Quenneville explained there are several steps to complete before the hospital tenders are called, and it could take up to a year or more to get plans done and the approvals and money required from the Ministry of Health. The province will pay 90% of the hospital’s costs, and Groves has already raised $15-million from its renovation cam­paign.
Quenneville noted, though, the hospital also needs to pur­chase new equipment. It has plans, for example, to get a new CT scanner, and he said he doubts people would want the hospital to delay that until a new building is ready. This way, staff can be familiar with it when they move into their new building.
Salem resident David Copp asked how long the work will take, and, with $15-million in the bank already, how much more the community will be ex­pected to raise.
Quenneville pointed out there is no foretelling the sche­dule, because this area is not the only one looking to build­ing a hospital. Further, he said, changes in government and its staff can cause delays. He work­ed on one project where the community had to satisfy five different sets of ministry consultants because they kept changing.
Copp told Quenneville that the preliminary plan “looks great.”
Allan Jones, of Fergus, won­dered at the atrium style on the drawings presented, and said that is wasted space. He cited the high school, where no-one likes that style of building, which, he said, needs to be heated – without pro­vid­ing any use.
Hospital officials agreed they can reconsider that part of the plan, but Quenneville said that the Building Code now requires outside windows in all patients’ rooms, and that is one way of providing them on the inside sections of the hospital.
Another man asked about only five more beds than the current building.
Quenneville said the hos­pi­tal does mostly day surgery, and Groves is currently almost never filled to capacity. As well, there are more health care options in the community, so 60 beds should be adequate.
The man also wondered when people who made dona­tions several years ago are going to see something for their money. “It hate people donat­ing money and not getting any result,” he said.
Quenneville said the hospi­tal is “on track now. We do need a little bit of time.”
Russ Spicer asked if the board has considered what will happen to the current Groves building.
“Are we working on a simultaneous and parallel plan what we do with the old site?” he asked, suggesting there is an opportunity to benefit health care in other ways.
Quenneville admitted the board has “not spent a lot of time on it.”
Further, he said, the land and building at Groves is own­ed by Centre Wellington Town­ship, and not the hospital board. But, the new hospital build­ing and land will be owned by the hospital board.
Fergus resident Deryk Smith congratulated the board for “the kind of public process we’re all dying for.”
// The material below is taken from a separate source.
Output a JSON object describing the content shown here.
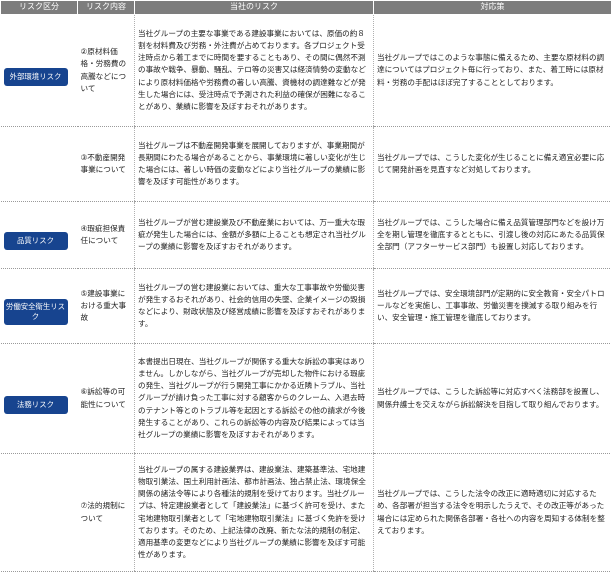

He said the Trask lands are designated in the official plan and zoning for a community planning study, and he hopes the county and township will be cooperative in the process. He told county and town­ship officials present it is “nice to have this in parallel with something you own.”
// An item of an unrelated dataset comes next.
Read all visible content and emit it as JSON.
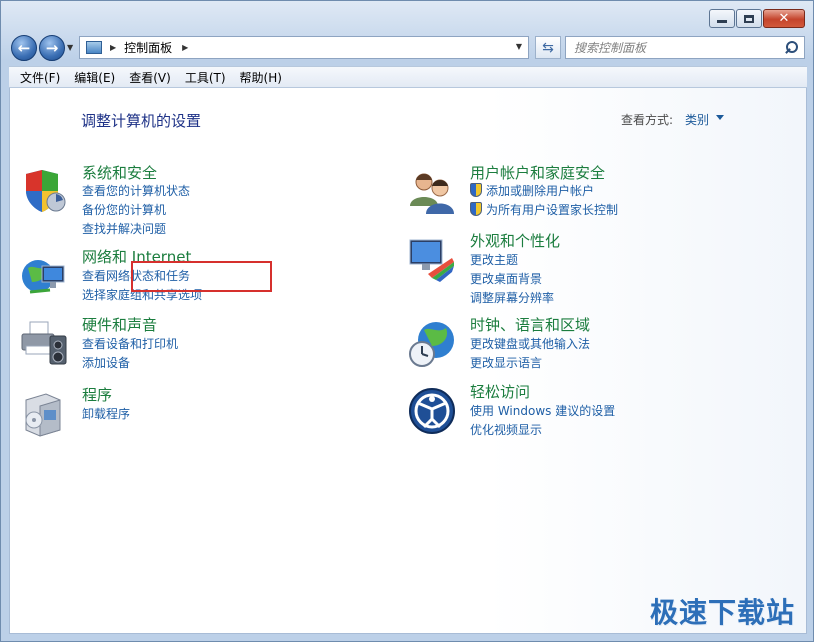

Quenneville noted that from a transportation perspective, there is some work that needs to be done for the lands.
Another resident asked why there is no plan for a basement in the new building.
Quenneville said it is the board’s experience people do not enjoy working underground with no outside view, and neither do patients like that.
Derek Graham, who has land close to the museum, asked if there will be a tunnel or “corridor” from under the hospital to the seniors’ home.
Quenneville said it is a possibility, but when that was done in Sault Ste. Marie in a project he was involved in, it was more for emergencies than anything else. He also noted there are strict requirements for such tunnels and their air flows.
Most of the audience ap­plauded when the session was over. Hospital staff have since been visiting various commu­nity groups to explain the plans.